Murdoc took a long, thin rope he had wound around his waist. One end was weighted by a small metal ball. He swung the weighted end around a few times, then hurled it into the air. It hit a small section of the wall, sticking to the powerful magnet hidden behind a thin layer of concrete.

Scaling the rope, Murdoc found the fuse box. He explored the box with his hand, finding the cover missing and the fuses only dislodged. Murdoc had heard clattering just before the lights went out, unusually loud for MacGyver. Had he… simply thrown something at the fuse box until he knocked the fuses out of place? Murdoc made a mental note to add a cage to the fuse box next time, then put the fuses back into place.

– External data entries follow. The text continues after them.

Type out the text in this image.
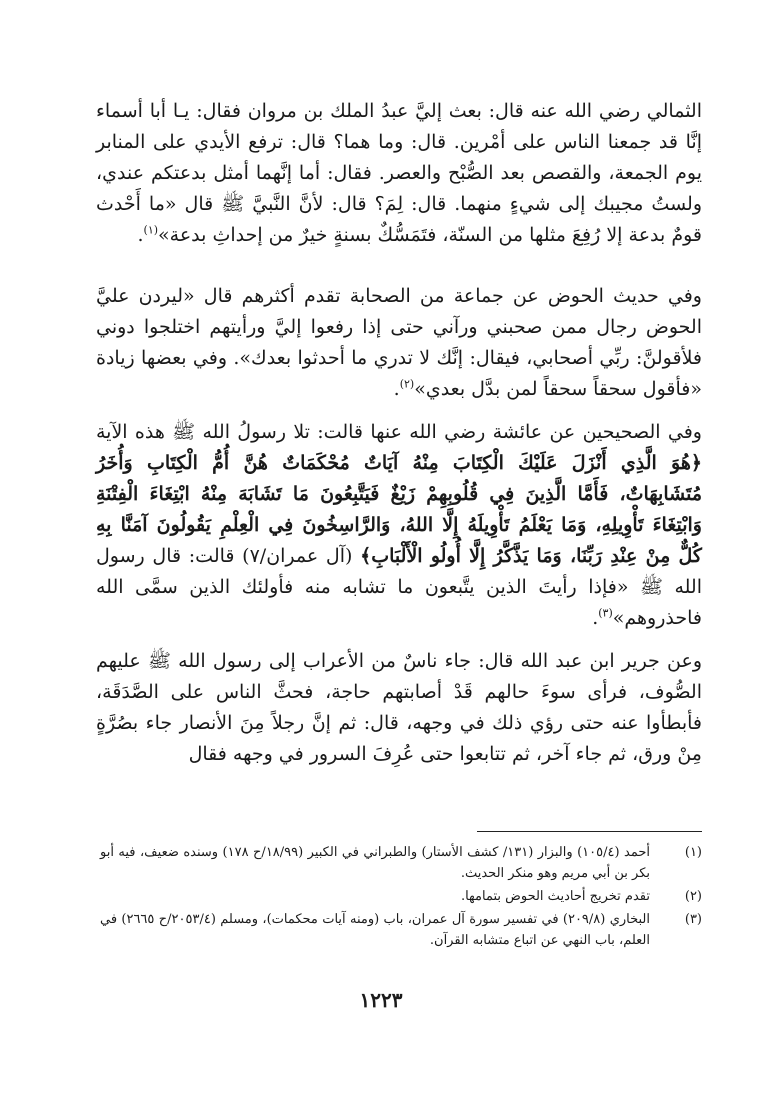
الثمالي رضي الله عنه قال: بعث إليَّ عبدُ الملك بن مروان فقال: يـا أبا أسماء إنَّا قد جمعنا الناس على أمْرين. قال: وما هما؟ قال: ترفع الأيدي على المنابر يوم الجمعة، والقصص بعد الصُّبْح والعصر. فقال: أما إنَّهما أمثل بدعتكم عندي، ولستُ مجيبك إلى شيءٍ منهما. قال: لِمَ؟ قال: لأنَّ النَّبيَّ ﷺ قال «ما أَحْدث قومٌ بدعة إلا رُفِعَ مثلها من السنّة، فتَمَسُّكٌ بسنةٍ خيرٌ من إحداثِ بدعة»$^{(١)}$.

وفي حديث الحوض عن جماعة من الصحابة تقدم أكثرهم قال «ليردن عليَّ الحوض رجال ممن صحبني ورآني حتى إذا رفعوا إليَّ ورأيتهم اختلجوا دوني فلأقولنَّ: ربِّي أصحابي، فيقال: إنَّك لا تدري ما أحدثوا بعدك». وفي بعضها زيادة «فأقول سحقاً سحقاً لمن بدَّل بعدي»$^{(٢)}$.

وفي الصحيحين عن عائشة رضي الله عنها قالت: تلا رسولُ الله ﷺ هذه الآية ﴿هُوَ الَّذِي أَنْزَلَ عَلَيْكَ الْكِتَابَ مِنْهُ آيَاتٌ مُحْكَمَاتٌ هُنَّ أُمُّ الْكِتَابِ وَأُخَرُ مُتَشَابِهَاتٌ، فَأَمَّا الَّذِينَ فِي قُلُوبِهِمْ زَيْغٌ فَيَتَّبِعُونَ مَا تَشَابَهَ مِنْهُ ابْتِغَاءَ الْفِتْنَةِ وَابْتِغَاءَ تَأْوِيلِهِ، وَمَا يَعْلَمُ تَأْوِيلَهُ إِلَّا اللهُ، وَالرَّاسِخُونَ فِي الْعِلْمِ يَقُولُونَ آمَنَّا بِهِ كُلٌّ مِنْ عِنْدِ رَبِّنَا، وَمَا يَذَّكَّرُ إِلَّا أُولُو الْأَلْبَابِ﴾ (آل عمران/٧) قالت: قال رسول الله ﷺ «فإذا رأيتَ الذين يتَّبعون ما تشابه منه فأولئك الذين سمَّى الله فاحذروهم»$^{(٣)}$.

وعن جرير ابن عبد الله قال: جاء ناسٌ من الأعراب إلى رسول الله ﷺ عليهم الصُّوف، فرأى سوءَ حالهم قَدْ أصابتهم حاجة، فحثَّ الناس على الصَّدَقَة، فأبطأوا عنه حتى رؤي ذلك في وجهه، قال: ثم إنَّ رجلاً مِنَ الأنصار جاء بصُرَّةٍ مِنْ ورق، ثم جاء آخر، ثم تتابعوا حتى عُرِفَ السرور في وجهه فقال

(١)
أحمد (١٠٥/٤) والبزار (١٣١/ كشف الأستار) والطبراني في الكبير (١٨/٩٩/ح ١٧٨) وسنده ضعيف، فيه أبو بكر بن أبي مريم وهو منكر الحديث.
(٢)
تقدم تخريج أحاديث الحوض بتمامها.
(٣)
البخاري (٢٠٩/٨) في تفسير سورة آل عمران، باب (ومنه آيات محكمات)، ومسلم (٢٠٥٣/٤/ح ٢٦٦٥) في العلم، باب النهي عن اتباع متشابه القرآن.
١٢٢٣
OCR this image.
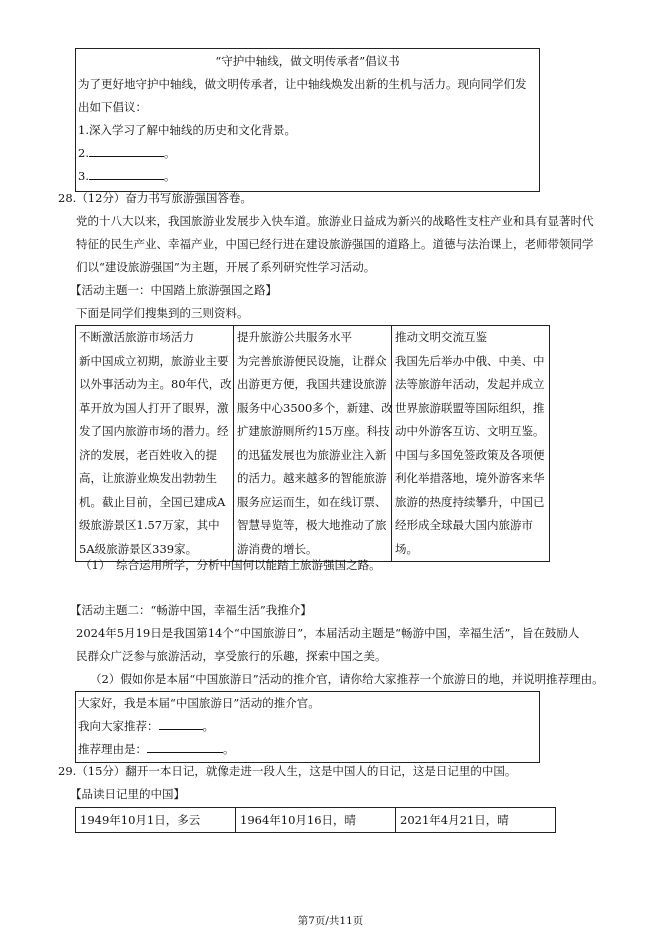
“守护中轴线，做文明传承者”倡议书
为了更好地守护中轴线，做文明传承者，让中轴线焕发出新的生机与活力。现向同学们发
出如下倡议：
1.深入学习了解中轴线的历史和文化背景。
2.	。
3.	。
28.（12分）奋力书写旅游强国答卷。
党的十八大以来，我国旅游业发展步入快车道。旅游业日益成为新兴的战略性支柱产业和具有显著时代
特征的民生产业、幸福产业，中国已经行进在建设旅游强国的道路上。道德与法治课上，老师带领同学
们以“建设旅游强国”为主题，开展了系列研究性学习活动。
【活动主题一：中国踏上旅游强国之路】
下面是同学们搜集到的三则资料。
不断激活旅游市场活力
新中国成立初期，旅游业主要
以外事活动为主。80年代，改
革开放为国人打开了眼界，激
发了国内旅游市场的潜力。经
济的发展，老百姓收入的提
高，让旅游业焕发出勃勃生
机。截止目前，全国已建成A
级旅游景区1.57万家，其中
5A级旅游景区339家。

提升旅游公共服务水平
为完善旅游便民设施，让群众
出游更方便，我国共建设旅游
服务中心3500多个，新建、改
扩建旅游厕所约15万座。科技
的迅猛发展也为旅游业注入新
的活力。越来越多的智能旅游
服务应运而生，如在线订票、
智慧导览等，极大地推动了旅
游消费的增长。

推动文明交流互鉴
我国先后举办中俄、中美、中
法等旅游年活动，发起并成立
世界旅游联盟等国际组织，推
动中外游客互访、文明互鉴。
中国与多国免签政策及各项便
利化举措落地，境外游客来华
旅游的热度持续攀升，中国已
经形成全球最大国内旅游市
场。
（1）　综合运用所学，分析中国何以能踏上旅游强国之路。
【活动主题二：“畅游中国，幸福生活”我推介】
2024年5月19日是我国第14个“中国旅游日”，本届活动主题是“畅游中国，幸福生活”，旨在鼓励人
民群众广泛参与旅游活动，享受旅行的乐趣，探索中国之美。
（2）假如你是本届“中国旅游日”活动的推介官，请你给大家推荐一个旅游日的地，并说明推荐理由。
大家好，我是本届“中国旅游日”活动的推介官。
我向大家推荐：	。
推荐理由是：	。
29.（15分）翻开一本日记，就像走进一段人生，这是中国人的日记，这是日记里的中国。
【品读日记里的中国】
1949年10月1日，多云	1964年10月16日，晴	2021年4月21日，晴
第7页/共11页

The room lit up. Murdoc climbed to the top of the rope, braced his feet in the razor-thin ridges below the magnetized section, then forced the metal ball sideways until it was off the magnet and in his hand. Keeping the rope in one hand, Murdoc half slid, half climbed down a series of equally small ridges until he was back on the floor. Then he turned on his heel and hurried back to the center, winding the rope back around his waist as he went.

MacGyver was still asleep, right where Murdoc had left him. Murdoc rolled his eyes, then opened a hidden panel in the wall beside him. With a flick of his finger, one switch went down. A muffled rush came from below the floor.

"Well, MacGyver, you've been exceptionally dull." Murdoc's finger hovered over the other switch. "So this is good-bye."

Murdoc laughed, and was secretly pleased when it was his laugh that finally made MacGyver's head jerk up. MacGyver's eyes widened, then the other switch was flipped and the trapdoor dropped out from below MacGyver.

Murdoc strode to the open trapdoor and looked down. He laughed again, remembering MacGyver's brief expression of panic, then gave a jaunty salute to the empty tunnel below him, one which he knew led dropped from a very short cliff at the edge of the sea, not far from a nice sandy beach.